Retrofitting UK homes would take 323 years at current rate

It would take 323 years to bring the energy efficiency of the UK’s housing stock up to scratch if the work was carried out at the same pace as the recently scrapped Green Homes Grant programme, an MP has calculated.

Labour MP Fleur Anderson, speaking in a House of Commons debate last Thursday on the botched scheme, said that only 15,500 homes were improved during the six-month programme but that 10 million owner-occupied homes require retrofitting to bring them up to the EPC (energy performance certificate) C standard by 2035.

She said: “At that rate it will take us 323 years to deliver the change we need. In a climate emergency, we simply do not have that time.”

The Putney MP spoke after Phillip Dunne, chair of the Commons environment audit committee, had outlined the scale of the “colossal” task required to improve the energy efficiency of the UK’s housing stock.

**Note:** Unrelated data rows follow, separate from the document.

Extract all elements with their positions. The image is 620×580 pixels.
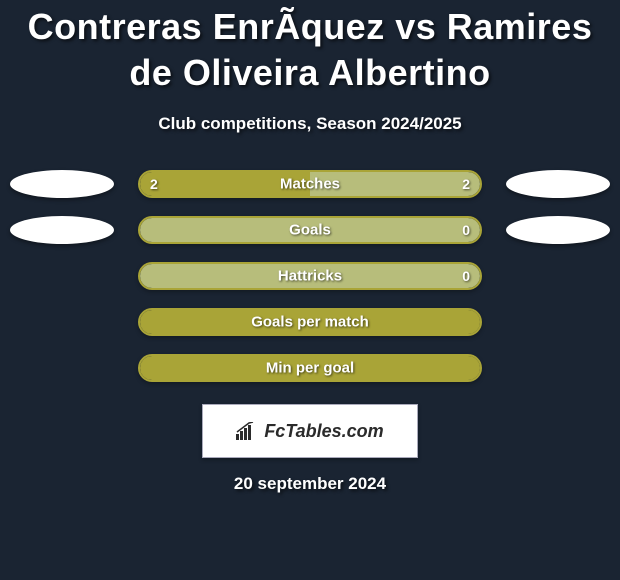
stat-row: Min per goal [0, 354, 620, 382]
stat-bar: Hattricks 0 [138, 262, 482, 290]
comparison-widget: Contreras EnrÃ­quez vs Ramires de Olivei… [0, 0, 620, 494]
stat-value-right: 0 [462, 222, 470, 238]
stat-label: Goals per match [251, 314, 369, 331]
stat-bar: Goals 0 [138, 216, 482, 244]
stat-value-left: 2 [150, 176, 158, 192]
stat-label: Hattricks [278, 268, 342, 285]
stat-row: Goals per match [0, 308, 620, 336]
stats-block: Matches 2 2 Goals 0 Hattricks 0 Goals per match… [0, 170, 620, 382]
team-right-marker [506, 170, 610, 198]
team-left-marker [10, 216, 114, 244]
stat-label: Goals [289, 222, 331, 239]
team-right-marker [506, 216, 610, 244]
page-title: Contreras EnrÃ­quez vs Ramires de Olivei… [0, 4, 620, 96]
subtitle: Club competitions, Season 2024/2025 [0, 114, 620, 134]
logo-badge: FcTables.com [202, 404, 418, 458]
stat-label: Matches [280, 176, 340, 193]
logo-text: FcTables.com [264, 421, 383, 442]
team-left-marker [10, 170, 114, 198]
chart-icon [236, 422, 258, 440]
stat-row: Hattricks 0 [0, 262, 620, 290]
stat-value-right: 2 [462, 176, 470, 192]
stat-label: Min per goal [266, 360, 354, 377]
date-text: 20 september 2024 [0, 474, 620, 494]
stat-bar: Goals per match [138, 308, 482, 336]
stat-row: Matches 2 2 [0, 170, 620, 198]
stat-value-right: 0 [462, 268, 470, 284]
stat-bar: Matches 2 2 [138, 170, 482, 198]
stat-bar: Min per goal [138, 354, 482, 382]
stat-row: Goals 0 [0, 216, 620, 244]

Adding private rented homes, the Conservative MP said around 13.6 million homes must be upgraded to at least EPC C standard by 2035.

If the government were to bring this target forward to 2030, as it suggested in its response to his committee’s recently published report on domestic energy efficiency, he said this would mean upgrading the equivalent of 1.5 million properties a year or 125,000 properties per month between now and the end of the decade.

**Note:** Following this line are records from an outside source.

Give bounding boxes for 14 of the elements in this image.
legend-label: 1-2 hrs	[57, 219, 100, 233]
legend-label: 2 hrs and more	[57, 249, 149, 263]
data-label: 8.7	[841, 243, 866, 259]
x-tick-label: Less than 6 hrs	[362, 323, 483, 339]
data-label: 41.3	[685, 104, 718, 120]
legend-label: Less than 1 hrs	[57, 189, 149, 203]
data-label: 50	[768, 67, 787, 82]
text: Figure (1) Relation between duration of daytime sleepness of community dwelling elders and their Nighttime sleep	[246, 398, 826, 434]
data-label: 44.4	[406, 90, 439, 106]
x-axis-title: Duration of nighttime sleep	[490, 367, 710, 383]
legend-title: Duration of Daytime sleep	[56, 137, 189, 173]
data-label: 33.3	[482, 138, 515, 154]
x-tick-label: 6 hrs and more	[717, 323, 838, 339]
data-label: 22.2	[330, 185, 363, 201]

Putting these figures into the context of the 15,500 upgrades delivered during the GHG, Dunne said: “That is a fraction of what would be required every month from now until the end of the period.”

He said any replacement for the GHG should be “long-term”, “preferably for ten years, and funded in the pan-government spending review due to take place later this year.

Dunne added that any replacement should be as “free of bureaucracy as possible” and easier to understand than the GHG, which had been “far too complicated” and put many people off.

Shadow energy minister Alan Whitehead said the GHG was “doomed not to work from the start” after the Department for Business, Energy & Industrial Strategy (BEIS) was forced to rapidly develop the scheme following the Treasury’s decision to identify £2 billion for energy efficiency improvements as part of its economic response to the pandemic.

He said: “This scheme was not just a pathetic failure; it has put the cause of retrofitting homes back substantially. Companies that wanted to do the work were burned yet again and will perhaps be reluctant to undertake further work. Disappointed householders were grievously misled on the energy uprating process, and precious time has been lost for getting to grips with this.”